In JAMA Network Open, authors describe how the all-cause mortality rate in China increased after the nation lifted its "zero COVID" policy, resulting in an estimated 1.87 million excess deaths during the first 2 months following the end of the policy.
The study was based on obituary reports of employees at three major Chinese universities in December 2022 to January 2023, and the authors built a model that took the relative increase in mortality in Beijing and Heilongjiang and extrapolated it to the rest of China.
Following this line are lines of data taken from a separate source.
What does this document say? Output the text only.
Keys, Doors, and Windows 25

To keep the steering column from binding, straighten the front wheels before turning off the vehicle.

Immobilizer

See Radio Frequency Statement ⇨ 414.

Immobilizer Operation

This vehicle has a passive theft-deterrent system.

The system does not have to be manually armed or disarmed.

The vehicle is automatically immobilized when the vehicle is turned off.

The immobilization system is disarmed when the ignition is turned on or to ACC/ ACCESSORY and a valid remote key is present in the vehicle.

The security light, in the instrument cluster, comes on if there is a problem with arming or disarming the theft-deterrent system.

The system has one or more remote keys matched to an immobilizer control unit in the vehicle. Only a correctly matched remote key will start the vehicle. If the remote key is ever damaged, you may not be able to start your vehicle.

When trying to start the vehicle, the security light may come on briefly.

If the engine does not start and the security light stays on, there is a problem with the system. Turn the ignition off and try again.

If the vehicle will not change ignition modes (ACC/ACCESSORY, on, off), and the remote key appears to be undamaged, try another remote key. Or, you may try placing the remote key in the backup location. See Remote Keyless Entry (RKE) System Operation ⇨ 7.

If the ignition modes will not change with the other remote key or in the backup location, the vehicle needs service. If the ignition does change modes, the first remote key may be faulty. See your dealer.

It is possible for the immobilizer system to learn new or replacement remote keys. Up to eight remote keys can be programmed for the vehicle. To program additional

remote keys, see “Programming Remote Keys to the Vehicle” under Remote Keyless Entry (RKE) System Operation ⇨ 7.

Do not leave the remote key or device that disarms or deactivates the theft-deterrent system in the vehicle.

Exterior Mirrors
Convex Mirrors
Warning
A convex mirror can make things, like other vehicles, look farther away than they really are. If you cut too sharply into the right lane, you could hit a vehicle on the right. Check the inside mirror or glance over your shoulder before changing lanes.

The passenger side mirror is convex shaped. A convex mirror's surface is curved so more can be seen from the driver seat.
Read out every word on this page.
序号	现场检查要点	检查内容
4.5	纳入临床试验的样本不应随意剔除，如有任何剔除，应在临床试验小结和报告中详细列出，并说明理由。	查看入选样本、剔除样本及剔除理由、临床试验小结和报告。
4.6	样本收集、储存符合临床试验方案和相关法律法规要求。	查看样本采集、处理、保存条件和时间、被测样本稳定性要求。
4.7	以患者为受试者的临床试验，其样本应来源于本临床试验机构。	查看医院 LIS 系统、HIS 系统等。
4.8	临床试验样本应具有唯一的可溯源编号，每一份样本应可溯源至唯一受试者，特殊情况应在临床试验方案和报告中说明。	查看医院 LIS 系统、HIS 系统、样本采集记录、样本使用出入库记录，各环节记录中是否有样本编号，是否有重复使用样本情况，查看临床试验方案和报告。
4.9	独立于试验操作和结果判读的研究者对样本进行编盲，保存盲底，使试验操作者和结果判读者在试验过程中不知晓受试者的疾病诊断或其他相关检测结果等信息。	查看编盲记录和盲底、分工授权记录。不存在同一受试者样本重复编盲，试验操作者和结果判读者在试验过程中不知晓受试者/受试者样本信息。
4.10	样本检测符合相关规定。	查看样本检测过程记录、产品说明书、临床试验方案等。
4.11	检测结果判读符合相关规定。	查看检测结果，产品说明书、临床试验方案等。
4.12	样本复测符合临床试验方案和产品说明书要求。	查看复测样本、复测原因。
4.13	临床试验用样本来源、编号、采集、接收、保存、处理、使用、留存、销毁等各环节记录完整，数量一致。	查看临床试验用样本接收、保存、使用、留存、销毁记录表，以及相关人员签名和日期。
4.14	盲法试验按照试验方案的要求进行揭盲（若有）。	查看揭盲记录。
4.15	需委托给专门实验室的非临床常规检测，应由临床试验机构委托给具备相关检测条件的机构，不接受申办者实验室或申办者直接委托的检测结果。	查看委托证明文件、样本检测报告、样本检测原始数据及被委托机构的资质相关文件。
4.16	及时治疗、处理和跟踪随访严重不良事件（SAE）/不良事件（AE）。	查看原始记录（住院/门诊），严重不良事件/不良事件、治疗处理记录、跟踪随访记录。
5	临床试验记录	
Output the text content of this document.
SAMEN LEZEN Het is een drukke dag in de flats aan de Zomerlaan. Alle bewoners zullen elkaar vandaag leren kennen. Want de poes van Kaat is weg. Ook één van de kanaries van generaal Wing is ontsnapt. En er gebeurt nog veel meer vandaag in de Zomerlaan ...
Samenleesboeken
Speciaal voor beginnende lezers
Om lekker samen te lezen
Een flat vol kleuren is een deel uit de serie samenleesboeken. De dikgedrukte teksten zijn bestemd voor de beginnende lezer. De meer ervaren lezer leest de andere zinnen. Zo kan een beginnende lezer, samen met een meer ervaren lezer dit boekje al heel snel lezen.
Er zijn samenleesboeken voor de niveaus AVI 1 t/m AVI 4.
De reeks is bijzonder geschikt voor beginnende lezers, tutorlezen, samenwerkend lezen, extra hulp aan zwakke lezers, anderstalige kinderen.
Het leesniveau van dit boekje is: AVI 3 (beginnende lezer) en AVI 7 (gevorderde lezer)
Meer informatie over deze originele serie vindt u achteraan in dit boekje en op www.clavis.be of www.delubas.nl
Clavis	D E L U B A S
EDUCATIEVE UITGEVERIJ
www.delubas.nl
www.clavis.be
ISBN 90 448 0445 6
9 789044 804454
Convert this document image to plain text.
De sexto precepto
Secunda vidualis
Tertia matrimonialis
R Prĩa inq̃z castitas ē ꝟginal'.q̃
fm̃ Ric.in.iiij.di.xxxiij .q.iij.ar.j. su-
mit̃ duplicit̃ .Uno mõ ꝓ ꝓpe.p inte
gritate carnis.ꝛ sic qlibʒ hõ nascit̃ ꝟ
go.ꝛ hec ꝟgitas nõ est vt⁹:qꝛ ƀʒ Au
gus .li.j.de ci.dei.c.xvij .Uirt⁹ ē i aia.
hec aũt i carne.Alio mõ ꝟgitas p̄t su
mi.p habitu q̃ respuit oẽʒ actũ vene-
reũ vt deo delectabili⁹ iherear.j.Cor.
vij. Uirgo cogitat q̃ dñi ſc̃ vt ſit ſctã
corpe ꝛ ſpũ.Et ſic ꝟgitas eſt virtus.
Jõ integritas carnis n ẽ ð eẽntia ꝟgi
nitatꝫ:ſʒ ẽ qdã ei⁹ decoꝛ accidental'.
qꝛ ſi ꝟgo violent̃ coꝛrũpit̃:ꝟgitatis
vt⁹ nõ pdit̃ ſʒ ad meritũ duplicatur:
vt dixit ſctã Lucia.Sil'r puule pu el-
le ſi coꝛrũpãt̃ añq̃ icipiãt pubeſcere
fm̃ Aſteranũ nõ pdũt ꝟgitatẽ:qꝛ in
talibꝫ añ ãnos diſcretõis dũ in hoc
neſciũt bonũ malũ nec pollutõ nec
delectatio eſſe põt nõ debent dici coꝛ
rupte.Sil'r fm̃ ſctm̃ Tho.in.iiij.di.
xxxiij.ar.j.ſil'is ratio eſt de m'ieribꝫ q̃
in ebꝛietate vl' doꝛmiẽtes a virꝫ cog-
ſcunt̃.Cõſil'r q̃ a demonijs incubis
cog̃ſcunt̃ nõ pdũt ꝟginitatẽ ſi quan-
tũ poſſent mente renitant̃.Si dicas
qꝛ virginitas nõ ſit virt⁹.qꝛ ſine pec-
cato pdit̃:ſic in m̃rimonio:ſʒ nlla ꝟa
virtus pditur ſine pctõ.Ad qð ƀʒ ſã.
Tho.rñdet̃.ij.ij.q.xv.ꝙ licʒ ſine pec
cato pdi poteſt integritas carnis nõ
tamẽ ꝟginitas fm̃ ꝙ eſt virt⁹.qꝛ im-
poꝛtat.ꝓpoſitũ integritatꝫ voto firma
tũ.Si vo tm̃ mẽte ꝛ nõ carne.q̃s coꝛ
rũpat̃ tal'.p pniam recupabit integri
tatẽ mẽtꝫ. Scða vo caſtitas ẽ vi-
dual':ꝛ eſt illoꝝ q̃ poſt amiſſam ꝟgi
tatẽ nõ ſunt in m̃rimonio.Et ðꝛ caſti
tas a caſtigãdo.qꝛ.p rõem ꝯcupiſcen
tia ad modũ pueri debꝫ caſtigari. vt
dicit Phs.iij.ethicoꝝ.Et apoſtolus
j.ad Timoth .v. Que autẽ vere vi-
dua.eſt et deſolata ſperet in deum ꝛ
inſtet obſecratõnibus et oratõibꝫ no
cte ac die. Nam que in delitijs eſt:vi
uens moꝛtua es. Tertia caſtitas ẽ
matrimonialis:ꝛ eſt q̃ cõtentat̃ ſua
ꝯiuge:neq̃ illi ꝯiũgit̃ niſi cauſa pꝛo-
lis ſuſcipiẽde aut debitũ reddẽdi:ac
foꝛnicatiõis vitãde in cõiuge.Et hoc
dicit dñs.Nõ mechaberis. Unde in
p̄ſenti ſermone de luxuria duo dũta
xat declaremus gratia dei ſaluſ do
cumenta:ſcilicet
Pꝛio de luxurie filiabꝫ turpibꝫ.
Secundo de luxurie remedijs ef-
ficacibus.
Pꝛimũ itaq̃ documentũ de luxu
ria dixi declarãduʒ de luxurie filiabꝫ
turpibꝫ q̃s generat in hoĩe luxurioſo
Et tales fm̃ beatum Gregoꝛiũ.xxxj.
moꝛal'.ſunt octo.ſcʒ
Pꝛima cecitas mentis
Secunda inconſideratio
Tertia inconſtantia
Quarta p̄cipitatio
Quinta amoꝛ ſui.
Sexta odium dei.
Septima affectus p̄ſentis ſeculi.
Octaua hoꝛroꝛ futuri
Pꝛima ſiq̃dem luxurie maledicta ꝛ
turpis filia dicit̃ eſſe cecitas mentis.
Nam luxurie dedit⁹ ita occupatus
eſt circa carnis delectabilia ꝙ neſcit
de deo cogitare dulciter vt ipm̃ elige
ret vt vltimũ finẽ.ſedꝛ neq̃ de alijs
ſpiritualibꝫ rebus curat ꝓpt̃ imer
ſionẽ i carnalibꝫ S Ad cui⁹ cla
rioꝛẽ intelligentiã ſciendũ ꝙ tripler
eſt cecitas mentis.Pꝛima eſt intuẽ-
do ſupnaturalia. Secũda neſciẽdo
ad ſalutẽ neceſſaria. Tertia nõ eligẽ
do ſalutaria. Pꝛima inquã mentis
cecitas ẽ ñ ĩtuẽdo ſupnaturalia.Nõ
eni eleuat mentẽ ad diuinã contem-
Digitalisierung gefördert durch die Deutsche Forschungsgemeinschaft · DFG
Far more deaths than officially noted
Using the model, the researchers estimated 1.87 million excess deaths (95% confidence interval [CI], 0.71 million to 4.43 million; 1.33 per 1,000 population) among people 30 years and older.
Among those deaths in Beijing, 76% (95% CI, 65% to 84%) were men, and 80% (95% CI, 70% to 87%) were 85 years and older. Death counts peaked in the fourth week of December 2022.
"The number of deaths in universities in Beijing showed a substantial increase compared with expected deaths, with a rise of 403% (95% CI, 351% to 461%) and 56% (95% CI, 41% to 73%) during December 2022 and January 2023," the authors wrote.
The authors acknowledge their estimate far exceeds what China reported, which was 60,000 excess deaths in December 2022.